Things have been weird here in the Animal House. Lots of unrest I'd rather not get into. Suffice it to say that I have sort of circled the wagons and have not done a whole lot of shopping for food. So I haven't done much cooking to brag about. I did, however, make a bitching batch of granola today. I've been threatening to do that for awhile, and I found myself with time to do it. It was a great way to clean out the cabinets and fridge. Here's what I found to throw in a bowl:
Regular oats (not steel cut) I guess it was about a quart
Some pepitas, chia seeds, chopped cashews, chopped raw almonds, cactus honey powder (think agave sugar) and flax that has been living in the back of my refrigerator forever
Then I combined:
About a 1/2 cup of vegetable oil, the rest of a bottle of flaxseed oil that was also living in the dark recesses of the fridge (it was only about a teaspoon), about a tablespoon of vanilla, a shot of maple syrup, and about a 1/4 cup of what my sister-in-law calls peach syrup that she cans.

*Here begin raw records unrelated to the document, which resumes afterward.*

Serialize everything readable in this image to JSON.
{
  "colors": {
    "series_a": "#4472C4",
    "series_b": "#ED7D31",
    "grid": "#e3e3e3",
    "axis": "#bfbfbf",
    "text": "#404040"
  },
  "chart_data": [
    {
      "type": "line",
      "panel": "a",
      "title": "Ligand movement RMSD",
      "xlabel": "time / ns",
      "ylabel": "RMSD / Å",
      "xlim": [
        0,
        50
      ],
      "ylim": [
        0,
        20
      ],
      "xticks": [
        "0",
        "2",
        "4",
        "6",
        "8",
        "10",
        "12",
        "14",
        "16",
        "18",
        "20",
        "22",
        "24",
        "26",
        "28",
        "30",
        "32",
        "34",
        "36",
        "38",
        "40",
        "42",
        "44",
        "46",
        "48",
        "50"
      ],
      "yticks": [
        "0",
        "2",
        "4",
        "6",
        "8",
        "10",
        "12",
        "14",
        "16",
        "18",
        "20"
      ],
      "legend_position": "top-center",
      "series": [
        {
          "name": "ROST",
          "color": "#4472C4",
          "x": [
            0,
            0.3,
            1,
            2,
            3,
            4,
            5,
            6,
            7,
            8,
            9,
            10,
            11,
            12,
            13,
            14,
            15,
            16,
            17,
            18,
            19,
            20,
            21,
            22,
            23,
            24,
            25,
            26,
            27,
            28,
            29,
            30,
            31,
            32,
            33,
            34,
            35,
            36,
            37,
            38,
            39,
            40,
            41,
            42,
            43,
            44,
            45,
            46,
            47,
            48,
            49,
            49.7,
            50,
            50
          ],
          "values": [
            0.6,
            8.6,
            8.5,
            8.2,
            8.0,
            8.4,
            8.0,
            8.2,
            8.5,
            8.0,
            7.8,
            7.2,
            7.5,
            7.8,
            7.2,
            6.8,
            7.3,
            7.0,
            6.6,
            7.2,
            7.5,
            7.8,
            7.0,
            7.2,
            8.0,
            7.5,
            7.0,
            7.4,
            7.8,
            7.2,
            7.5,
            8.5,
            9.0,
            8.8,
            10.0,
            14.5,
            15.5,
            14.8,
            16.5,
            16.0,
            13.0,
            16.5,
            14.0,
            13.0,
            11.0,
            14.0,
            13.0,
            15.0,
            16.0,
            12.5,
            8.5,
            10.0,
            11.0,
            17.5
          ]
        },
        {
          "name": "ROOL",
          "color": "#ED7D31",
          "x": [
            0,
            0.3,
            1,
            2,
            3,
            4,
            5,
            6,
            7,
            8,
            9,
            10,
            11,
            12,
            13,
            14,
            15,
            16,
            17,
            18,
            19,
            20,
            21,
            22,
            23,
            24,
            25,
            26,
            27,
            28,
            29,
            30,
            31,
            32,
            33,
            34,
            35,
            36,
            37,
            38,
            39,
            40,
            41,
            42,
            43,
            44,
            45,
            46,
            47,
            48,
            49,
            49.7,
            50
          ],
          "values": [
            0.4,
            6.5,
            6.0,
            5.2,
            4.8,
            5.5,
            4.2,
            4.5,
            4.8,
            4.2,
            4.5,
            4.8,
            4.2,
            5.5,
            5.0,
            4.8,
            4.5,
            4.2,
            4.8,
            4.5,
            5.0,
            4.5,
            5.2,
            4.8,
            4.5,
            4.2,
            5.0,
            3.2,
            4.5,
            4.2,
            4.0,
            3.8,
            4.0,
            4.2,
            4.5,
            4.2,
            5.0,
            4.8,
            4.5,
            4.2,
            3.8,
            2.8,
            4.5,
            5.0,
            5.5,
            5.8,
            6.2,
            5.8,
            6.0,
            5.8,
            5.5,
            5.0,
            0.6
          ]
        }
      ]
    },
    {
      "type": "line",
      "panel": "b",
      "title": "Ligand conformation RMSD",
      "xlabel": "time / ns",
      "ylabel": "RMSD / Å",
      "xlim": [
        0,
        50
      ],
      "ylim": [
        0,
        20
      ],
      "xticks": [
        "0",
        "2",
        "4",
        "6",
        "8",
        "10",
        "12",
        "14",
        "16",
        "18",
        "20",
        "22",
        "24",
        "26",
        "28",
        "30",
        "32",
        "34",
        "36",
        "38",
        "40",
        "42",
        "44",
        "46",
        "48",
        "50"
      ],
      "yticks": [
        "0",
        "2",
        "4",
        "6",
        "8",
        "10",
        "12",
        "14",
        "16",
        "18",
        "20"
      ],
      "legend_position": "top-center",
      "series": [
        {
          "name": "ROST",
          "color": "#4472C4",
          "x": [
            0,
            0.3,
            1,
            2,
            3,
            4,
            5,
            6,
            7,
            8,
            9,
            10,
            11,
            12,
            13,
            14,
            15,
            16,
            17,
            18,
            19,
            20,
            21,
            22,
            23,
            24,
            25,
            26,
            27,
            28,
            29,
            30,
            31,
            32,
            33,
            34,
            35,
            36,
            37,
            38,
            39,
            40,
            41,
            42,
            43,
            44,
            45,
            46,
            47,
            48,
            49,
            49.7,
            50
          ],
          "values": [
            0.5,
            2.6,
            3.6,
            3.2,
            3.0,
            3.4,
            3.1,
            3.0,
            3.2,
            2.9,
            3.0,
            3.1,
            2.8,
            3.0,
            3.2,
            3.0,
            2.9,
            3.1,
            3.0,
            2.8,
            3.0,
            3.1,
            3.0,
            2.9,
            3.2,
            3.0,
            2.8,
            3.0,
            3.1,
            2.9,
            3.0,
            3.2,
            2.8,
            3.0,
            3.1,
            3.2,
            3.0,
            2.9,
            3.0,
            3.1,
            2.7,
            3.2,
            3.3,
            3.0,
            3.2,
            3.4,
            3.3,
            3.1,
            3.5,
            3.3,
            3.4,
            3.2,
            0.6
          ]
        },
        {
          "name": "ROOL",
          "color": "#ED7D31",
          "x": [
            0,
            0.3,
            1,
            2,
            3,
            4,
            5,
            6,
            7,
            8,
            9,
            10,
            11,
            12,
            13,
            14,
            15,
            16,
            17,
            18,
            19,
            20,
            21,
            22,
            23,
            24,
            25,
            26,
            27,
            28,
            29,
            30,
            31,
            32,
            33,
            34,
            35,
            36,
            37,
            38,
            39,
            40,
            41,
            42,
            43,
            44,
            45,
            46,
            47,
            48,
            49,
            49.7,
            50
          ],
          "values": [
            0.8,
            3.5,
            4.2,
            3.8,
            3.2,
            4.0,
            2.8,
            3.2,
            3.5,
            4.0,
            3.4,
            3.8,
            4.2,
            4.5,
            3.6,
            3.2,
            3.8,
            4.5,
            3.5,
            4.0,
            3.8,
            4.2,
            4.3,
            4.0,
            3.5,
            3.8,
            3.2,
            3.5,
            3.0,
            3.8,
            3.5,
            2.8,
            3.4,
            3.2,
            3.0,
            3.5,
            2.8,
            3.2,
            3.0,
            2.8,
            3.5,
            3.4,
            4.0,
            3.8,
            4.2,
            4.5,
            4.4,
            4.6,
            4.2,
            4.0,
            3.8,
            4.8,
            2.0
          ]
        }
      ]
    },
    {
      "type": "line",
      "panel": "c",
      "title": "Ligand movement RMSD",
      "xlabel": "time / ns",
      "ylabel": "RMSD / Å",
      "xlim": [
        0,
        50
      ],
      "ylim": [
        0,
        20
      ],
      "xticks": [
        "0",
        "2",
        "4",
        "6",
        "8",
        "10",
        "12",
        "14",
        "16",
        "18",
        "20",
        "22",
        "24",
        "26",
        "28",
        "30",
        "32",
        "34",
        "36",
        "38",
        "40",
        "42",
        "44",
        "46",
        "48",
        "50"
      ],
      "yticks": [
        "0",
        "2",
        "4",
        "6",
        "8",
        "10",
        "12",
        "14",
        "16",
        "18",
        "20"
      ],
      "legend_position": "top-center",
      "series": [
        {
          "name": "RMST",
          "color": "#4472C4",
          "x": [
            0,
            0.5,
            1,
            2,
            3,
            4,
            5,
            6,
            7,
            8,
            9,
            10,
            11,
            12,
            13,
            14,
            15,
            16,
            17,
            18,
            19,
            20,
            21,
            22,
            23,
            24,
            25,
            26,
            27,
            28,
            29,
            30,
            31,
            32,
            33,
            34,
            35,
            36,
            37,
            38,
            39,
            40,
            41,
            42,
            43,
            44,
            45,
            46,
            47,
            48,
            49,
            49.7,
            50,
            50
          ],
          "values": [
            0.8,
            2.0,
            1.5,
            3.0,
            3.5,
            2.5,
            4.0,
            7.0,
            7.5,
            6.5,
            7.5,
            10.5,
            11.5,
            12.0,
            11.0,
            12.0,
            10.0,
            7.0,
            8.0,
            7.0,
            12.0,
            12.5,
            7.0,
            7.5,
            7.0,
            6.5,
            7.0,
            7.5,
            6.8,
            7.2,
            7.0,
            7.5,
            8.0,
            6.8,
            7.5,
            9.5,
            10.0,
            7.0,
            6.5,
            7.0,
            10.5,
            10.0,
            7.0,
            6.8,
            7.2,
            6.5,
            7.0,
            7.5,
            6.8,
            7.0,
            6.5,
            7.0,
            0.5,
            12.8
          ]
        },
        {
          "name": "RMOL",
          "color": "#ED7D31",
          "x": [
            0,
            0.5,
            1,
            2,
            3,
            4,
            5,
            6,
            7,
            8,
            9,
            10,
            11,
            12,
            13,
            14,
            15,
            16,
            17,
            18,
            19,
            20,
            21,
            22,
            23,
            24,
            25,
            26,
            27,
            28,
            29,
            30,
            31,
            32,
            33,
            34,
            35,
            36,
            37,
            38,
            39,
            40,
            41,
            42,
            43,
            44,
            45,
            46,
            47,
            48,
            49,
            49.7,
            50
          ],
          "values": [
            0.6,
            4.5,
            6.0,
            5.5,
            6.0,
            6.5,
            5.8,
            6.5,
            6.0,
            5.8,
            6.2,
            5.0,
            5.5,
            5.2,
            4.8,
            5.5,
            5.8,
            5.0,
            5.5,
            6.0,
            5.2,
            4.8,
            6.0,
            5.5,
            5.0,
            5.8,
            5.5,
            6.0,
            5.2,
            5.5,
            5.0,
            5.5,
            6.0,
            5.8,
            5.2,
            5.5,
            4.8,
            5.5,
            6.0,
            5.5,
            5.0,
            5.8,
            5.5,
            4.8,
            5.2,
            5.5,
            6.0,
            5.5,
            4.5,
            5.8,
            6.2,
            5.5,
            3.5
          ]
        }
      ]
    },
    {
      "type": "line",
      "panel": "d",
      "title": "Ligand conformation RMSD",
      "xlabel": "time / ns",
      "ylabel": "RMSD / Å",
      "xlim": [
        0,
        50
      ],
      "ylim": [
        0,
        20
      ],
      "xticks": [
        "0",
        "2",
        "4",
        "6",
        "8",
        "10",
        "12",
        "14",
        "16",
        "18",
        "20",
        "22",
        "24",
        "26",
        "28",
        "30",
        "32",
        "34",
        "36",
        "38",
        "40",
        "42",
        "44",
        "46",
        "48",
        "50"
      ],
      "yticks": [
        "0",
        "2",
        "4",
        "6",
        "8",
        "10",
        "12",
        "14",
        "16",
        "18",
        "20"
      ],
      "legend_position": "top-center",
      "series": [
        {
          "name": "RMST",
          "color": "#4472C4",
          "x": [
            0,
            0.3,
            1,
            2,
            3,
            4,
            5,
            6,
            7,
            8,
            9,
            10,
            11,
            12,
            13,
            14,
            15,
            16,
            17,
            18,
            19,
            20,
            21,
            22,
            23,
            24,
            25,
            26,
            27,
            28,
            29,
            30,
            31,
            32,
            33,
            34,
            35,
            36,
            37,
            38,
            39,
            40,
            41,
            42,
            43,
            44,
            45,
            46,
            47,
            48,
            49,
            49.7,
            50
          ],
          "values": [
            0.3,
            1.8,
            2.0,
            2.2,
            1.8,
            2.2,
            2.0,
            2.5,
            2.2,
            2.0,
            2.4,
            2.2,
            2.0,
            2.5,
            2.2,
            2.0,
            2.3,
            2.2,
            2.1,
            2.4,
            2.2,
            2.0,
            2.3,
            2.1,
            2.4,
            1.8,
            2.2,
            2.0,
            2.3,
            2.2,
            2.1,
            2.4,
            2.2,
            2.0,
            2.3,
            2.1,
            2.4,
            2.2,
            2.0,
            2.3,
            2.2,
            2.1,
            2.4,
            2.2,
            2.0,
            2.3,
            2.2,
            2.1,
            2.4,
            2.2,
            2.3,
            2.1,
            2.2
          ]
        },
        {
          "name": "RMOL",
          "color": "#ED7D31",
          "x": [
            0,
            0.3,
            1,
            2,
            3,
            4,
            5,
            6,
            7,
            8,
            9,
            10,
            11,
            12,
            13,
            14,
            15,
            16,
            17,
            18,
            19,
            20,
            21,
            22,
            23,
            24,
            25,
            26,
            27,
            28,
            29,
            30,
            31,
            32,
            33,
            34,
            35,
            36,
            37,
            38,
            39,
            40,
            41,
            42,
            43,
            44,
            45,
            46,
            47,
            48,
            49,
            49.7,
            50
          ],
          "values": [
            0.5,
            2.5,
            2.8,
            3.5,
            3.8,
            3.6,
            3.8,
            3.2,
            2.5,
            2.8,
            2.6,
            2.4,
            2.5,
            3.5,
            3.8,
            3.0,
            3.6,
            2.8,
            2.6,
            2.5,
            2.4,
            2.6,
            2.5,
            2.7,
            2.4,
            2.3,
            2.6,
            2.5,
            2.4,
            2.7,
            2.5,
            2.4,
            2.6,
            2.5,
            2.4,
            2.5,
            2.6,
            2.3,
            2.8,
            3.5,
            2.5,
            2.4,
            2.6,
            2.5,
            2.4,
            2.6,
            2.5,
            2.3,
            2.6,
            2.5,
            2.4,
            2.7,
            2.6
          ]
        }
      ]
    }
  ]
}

I mixed all the wet and dry together, spread on an oiled sheet pan, and cooked at 250 for about 2 hours, stirring every once in awhile. Once it came out and cooled, I added all of the last bits of all of the dried fruits I've been keeping; craisins, cherries, blueberries and chopped up apricots.
Holy cow is this stuff good! I had some this morning with a dollop of coconut Greek yogurt. Lisa had two bowls with almond milk.
Let me tell you something, when you put that much flax into your breakfast, your stomach makes interesting noises for the rest of the day...
Ok, let's change the subject. What are you all doing for NYE? I never go out. I spent most of my life working in a kitchen on the big night, so ended up ringing in the new year with my restaurant family. Now that I no longer work nights, I prefer to stay home. Last year, I made a big fancy meal with oysters, lobster risotto and chocolate peanut butter mousse. (check out the blog entry) This year, I think it will just me some snacky foods.  A big bowl of steamed edamame with sea salt, some Old Bay and garlic shrimp I will wrap in foil and cook on the grill, probably some bruschetta with tomato topping and an artichoke topping. Who knows what else? We will see where the mood (and about 20 bucks) takes me. I already have the bubbles chilled. Last year for my birthday, my friend Suzie Rogers gave me a bottle of something called "The Chook". It is a sparkling shiraz; red, dry and delicious. I've been saving it for...oh hell, I've been saving it for too long, it's time to enjoy it. As we did last year, Lisa and I will have a rousing game of Jenga. Maybe we will even stay awake to watch the ball drop. Maybe not. Call me old, but it's really losing its luster since Dick Clark left us.
Anyway, I want to get my you-know-what back together in 2015. The usual stuff; eat healthier, drink less, exercise more...but more than that, I want to work on my inner self. Lisa and I have started going to Quaker meeting on Sunday mornings. That one hour every week to sit and think is giving me time to revisit myself, my priorities, my values, and my place in this world. I don't want to spend the rest of my life working to pay bills. There has to be more. It has to be better than that. And I have to be the one to find it. No one is going to hand me the answer.
I will blog again very soon, and not be so maudlin. I'm not depressed or anything. I just want to do better. Don't we all? I am going to try to live the three basic tenants of Judaism:
Tzedakah- giving of myself to others
Tfilah- continuing to learn and study
Tikkun Olam- repairing the world, as best I can from my own little perch

Maybe we can all try to do these things, huh? I wish you all peace and happiness, success and love, and all things good for 2015.